Monday, May 31, 2021

The Drowning Kind by Jennifer McMahon


Jax gets the call she has dreaded for years.  Her sister, Lexie, is dead.  Jax is a social worker but Lex, who growing up was the golden girl, was diagnosed with schizophrenia in her early twenties.  Their grandmother had left the family house to Lexie and Jax was so upset to be excluded that she moved across the country.  She had suspected that Lexie was off her meds as she had been getting phone calls on her message machine and each sounded more frantic and out of control.  When she called her aunt Diane and asked her to check on Lexie Diane found her floating in the pool, already beyond revivial.

There were rumors about the pool and had been their entire life.  Years before, a hotel had stood where their house now stood, a hotel built around the springs that provided water that many said could provide cures for any illnesses.  But there were also whispers that if the springs gave something they would also take something.  More drownings that would be expected had happened there and the hotel went out of business.  Even after Jax's grandfather bought the land and springs, things continued to happen in the pool.  Jax and Lexie's oldest sister, Rita, had drowned there when they were small children.  Now Lexie has met the same fate.

As Jax returns to handle the funeral she gets caught up in the stories about the pool.  She remembers things from her childhood that seem to reinforce the rumors and Lexie was firmly convinced something was going on and had focuses all her time and attention to finding out the truth.  What is the truth?  Is there something there that will rise again to cause more tragedy?

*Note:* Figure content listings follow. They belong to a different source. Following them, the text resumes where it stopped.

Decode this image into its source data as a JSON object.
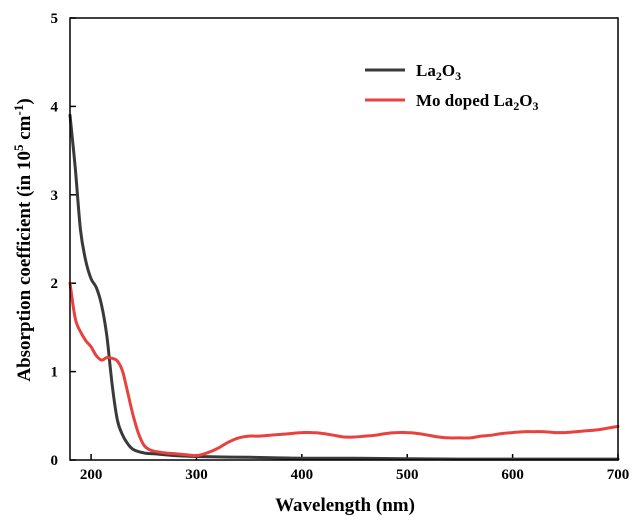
{
  "chart_data": {
    "type": "line",
    "xlabel": "Wavelength (nm)",
    "ylabel": {
      "prefix": "Absorption coefficient (in 10",
      "exp1": "5",
      "middle": " cm",
      "exp2": "-1",
      "suffix": ")"
    },
    "xlim": [
      180,
      700
    ],
    "ylim": [
      0,
      5
    ],
    "xticks": [
      200,
      300,
      400,
      500,
      600,
      700
    ],
    "yticks": [
      0,
      1,
      2,
      3,
      4,
      5
    ],
    "grid": false,
    "legend_position": "top-right",
    "series": [
      {
        "name": "La2O3",
        "legend": {
          "a": "La",
          "b": "2",
          "c": "O",
          "d": "3",
          "e": ""
        },
        "color": "#3a3a3a",
        "x": [
          180,
          185,
          190,
          195,
          200,
          205,
          210,
          215,
          220,
          225,
          230,
          235,
          240,
          250,
          260,
          270,
          280,
          300,
          350,
          400,
          450,
          500,
          550,
          600,
          650,
          700
        ],
        "y": [
          3.9,
          3.3,
          2.6,
          2.25,
          2.05,
          1.95,
          1.75,
          1.4,
          0.85,
          0.45,
          0.28,
          0.18,
          0.12,
          0.08,
          0.07,
          0.06,
          0.05,
          0.04,
          0.03,
          0.02,
          0.02,
          0.015,
          0.01,
          0.01,
          0.01,
          0.01
        ]
      },
      {
        "name": "Mo doped La2O3",
        "legend": {
          "a": "Mo doped La",
          "b": "2",
          "c": "O",
          "d": "3",
          "e": ""
        },
        "color": "#e8413e",
        "x": [
          180,
          185,
          190,
          195,
          200,
          205,
          210,
          215,
          220,
          225,
          230,
          235,
          240,
          245,
          250,
          255,
          260,
          270,
          280,
          290,
          300,
          310,
          320,
          330,
          340,
          350,
          360,
          370,
          380,
          390,
          400,
          410,
          420,
          430,
          440,
          450,
          460,
          470,
          480,
          490,
          500,
          510,
          520,
          530,
          540,
          550,
          560,
          570,
          580,
          590,
          600,
          610,
          620,
          630,
          640,
          650,
          660,
          670,
          680,
          690,
          700
        ],
        "y": [
          2.0,
          1.6,
          1.45,
          1.35,
          1.28,
          1.18,
          1.13,
          1.16,
          1.15,
          1.12,
          1.0,
          0.75,
          0.5,
          0.3,
          0.17,
          0.12,
          0.1,
          0.08,
          0.07,
          0.06,
          0.05,
          0.08,
          0.13,
          0.2,
          0.25,
          0.27,
          0.27,
          0.28,
          0.29,
          0.3,
          0.31,
          0.31,
          0.3,
          0.28,
          0.26,
          0.26,
          0.27,
          0.28,
          0.3,
          0.31,
          0.31,
          0.3,
          0.28,
          0.26,
          0.25,
          0.25,
          0.25,
          0.27,
          0.28,
          0.3,
          0.31,
          0.32,
          0.32,
          0.32,
          0.31,
          0.31,
          0.32,
          0.33,
          0.34,
          0.36,
          0.38
        ]
      }
    ]
  }
}
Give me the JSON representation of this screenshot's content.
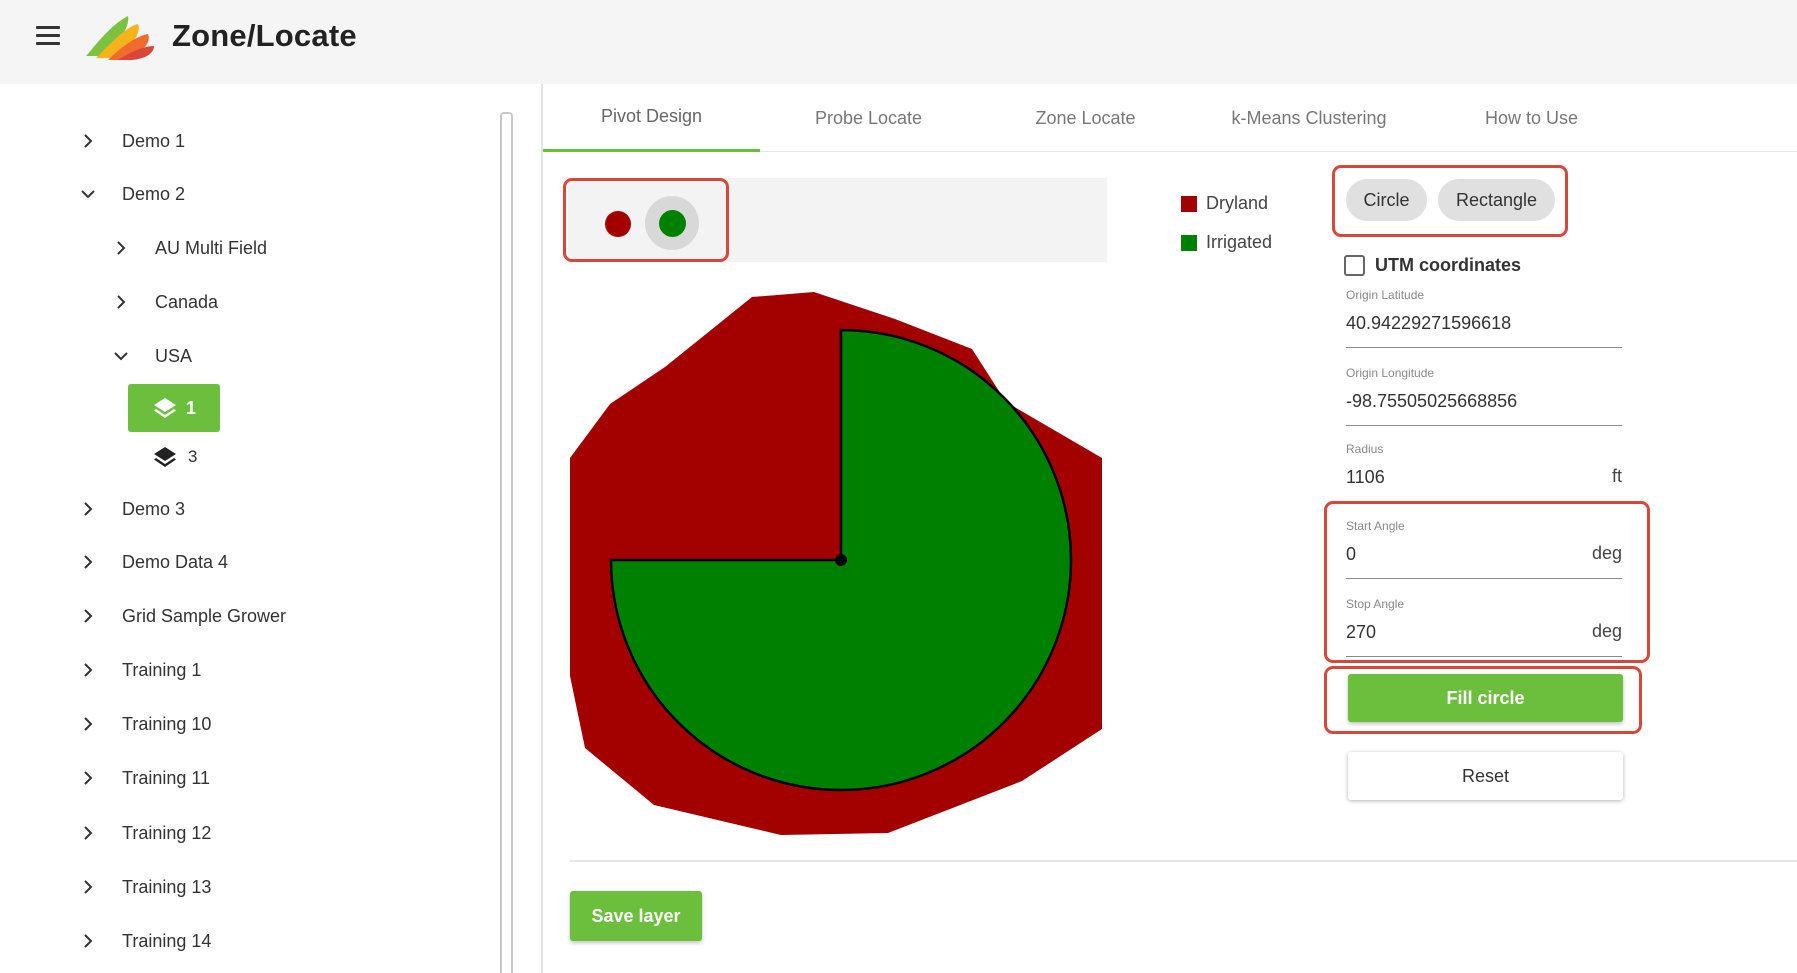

I listened to this novel.  The narrator was female and captured the rising tension in the book, the back and forth between the questions about the pool and the certainties Jax has that it is all just rumors.  The story is told in alternating chapters between Jax's trip home and the story of her grandmother who made the first bargain with the pool.  The narrator handles both these voices quite well, differentiating between them to make it clear which woman is speaking.  This book is recommended for readers of psychological thrillers.